KGA will assist local schools with the integration of geographic information system (GIS) technology into math, earth science, and social studies classes based on statewide curriculum standards and will work with Kentucky Department of Education curriculum coordinators for guidance.
"The Kentucky Geographic Alliance is interested in providing the K–12 Kentucky STEM [science, technology, engineering, and mathematics] communities with an opportunity to participate in a top-three technology of the future," said Scott Dobler, faculty member of the Department of Geography and Geology at Western Kentucky University and codirector of KGA. "Along with nanotechnology and biotechnology, geotechnology was named as one of the three most important emerging fields by the US Department of Labor. Geography skills are necessary in today's globalizing market. Our students must learn how to interpret spatial information and understand complex linkages to be successful in today's global economy."
Dobler indicated that students will work on projects that reflect local community issues. ArcGIS Online will be used as a tool to communicate the results of these projects to neighboring schools and districts and, potentially, local legislators and other interested parties.

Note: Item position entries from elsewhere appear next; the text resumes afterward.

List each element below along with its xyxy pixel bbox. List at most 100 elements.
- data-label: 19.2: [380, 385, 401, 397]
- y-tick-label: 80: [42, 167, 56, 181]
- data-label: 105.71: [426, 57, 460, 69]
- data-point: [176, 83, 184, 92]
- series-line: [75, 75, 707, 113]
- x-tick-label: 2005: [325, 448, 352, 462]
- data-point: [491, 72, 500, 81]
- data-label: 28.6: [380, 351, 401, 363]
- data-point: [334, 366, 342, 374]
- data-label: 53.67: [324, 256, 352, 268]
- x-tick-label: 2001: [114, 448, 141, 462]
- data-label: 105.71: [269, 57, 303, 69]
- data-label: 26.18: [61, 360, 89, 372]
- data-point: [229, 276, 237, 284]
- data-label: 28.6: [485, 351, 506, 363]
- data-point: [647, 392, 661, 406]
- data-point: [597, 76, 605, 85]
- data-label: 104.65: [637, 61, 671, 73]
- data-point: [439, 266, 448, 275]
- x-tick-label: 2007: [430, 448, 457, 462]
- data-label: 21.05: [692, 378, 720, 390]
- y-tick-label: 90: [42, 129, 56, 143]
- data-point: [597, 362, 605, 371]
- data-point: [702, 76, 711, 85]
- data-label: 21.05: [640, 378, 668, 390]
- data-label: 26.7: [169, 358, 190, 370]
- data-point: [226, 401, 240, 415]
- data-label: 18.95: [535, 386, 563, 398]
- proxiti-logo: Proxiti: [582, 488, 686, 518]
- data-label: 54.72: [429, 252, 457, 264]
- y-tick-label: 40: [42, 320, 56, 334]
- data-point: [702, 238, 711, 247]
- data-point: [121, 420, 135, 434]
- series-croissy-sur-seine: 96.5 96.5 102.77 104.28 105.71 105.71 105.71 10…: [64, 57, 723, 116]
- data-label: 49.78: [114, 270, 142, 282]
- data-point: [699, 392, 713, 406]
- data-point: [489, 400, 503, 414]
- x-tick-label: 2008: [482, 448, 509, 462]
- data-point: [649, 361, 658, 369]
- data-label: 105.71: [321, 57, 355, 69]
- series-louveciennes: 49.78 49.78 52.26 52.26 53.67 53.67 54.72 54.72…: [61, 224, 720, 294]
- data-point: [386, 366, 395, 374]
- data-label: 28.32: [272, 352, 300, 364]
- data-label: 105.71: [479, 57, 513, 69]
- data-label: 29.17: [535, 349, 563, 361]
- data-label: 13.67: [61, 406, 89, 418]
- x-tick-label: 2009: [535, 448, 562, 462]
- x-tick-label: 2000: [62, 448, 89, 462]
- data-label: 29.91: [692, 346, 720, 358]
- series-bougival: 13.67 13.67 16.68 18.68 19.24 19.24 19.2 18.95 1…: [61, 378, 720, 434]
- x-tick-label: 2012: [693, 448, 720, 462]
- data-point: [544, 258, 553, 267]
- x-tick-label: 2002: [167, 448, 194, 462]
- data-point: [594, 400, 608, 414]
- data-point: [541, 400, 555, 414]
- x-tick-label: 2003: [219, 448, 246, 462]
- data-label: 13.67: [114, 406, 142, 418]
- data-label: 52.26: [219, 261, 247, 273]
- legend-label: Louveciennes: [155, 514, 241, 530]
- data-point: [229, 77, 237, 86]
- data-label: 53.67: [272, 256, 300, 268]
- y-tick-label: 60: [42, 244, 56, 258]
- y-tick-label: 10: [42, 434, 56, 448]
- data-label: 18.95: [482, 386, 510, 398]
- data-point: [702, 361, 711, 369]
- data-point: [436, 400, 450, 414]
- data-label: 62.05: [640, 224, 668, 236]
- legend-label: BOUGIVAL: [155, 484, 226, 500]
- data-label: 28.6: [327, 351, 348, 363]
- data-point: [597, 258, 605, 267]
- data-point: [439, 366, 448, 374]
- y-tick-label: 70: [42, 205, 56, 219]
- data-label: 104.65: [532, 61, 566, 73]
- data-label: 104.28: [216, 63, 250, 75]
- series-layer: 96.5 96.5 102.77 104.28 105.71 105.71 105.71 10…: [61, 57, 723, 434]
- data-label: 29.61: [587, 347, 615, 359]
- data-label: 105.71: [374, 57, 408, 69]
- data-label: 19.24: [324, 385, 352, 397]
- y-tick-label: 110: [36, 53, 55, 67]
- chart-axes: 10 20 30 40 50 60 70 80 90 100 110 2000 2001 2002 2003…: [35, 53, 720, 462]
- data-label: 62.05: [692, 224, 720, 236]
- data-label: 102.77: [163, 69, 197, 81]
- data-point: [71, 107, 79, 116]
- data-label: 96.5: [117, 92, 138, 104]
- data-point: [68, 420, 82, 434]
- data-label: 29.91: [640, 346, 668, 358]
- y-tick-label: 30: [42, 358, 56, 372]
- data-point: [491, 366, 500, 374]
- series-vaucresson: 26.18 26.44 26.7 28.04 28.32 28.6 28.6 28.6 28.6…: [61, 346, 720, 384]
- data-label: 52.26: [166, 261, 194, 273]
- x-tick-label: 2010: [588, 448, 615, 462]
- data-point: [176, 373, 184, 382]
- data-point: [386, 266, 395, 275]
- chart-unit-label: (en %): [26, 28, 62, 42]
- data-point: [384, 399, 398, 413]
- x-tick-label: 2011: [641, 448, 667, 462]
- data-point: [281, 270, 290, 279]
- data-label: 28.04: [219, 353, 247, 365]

KGA plans to introduce GIS through workshops for teachers and technology coordinators. The teachers, including those in career and technical education (CTE), will focus on classroom implementation, while the coordinators will emphasize support center chain of command network decisions.
"Kids can build readiness for college and careers in many different subjects and activities with GIS, even at a young age," said Charlie Fitzpatrick, K–12 school program manager at Esri. "Kentucky's long history of GIS use means folks know that it is a problem-solving technology, and they want their kids to develop long-term integrated content knowledge and procedural skills in a real-world context."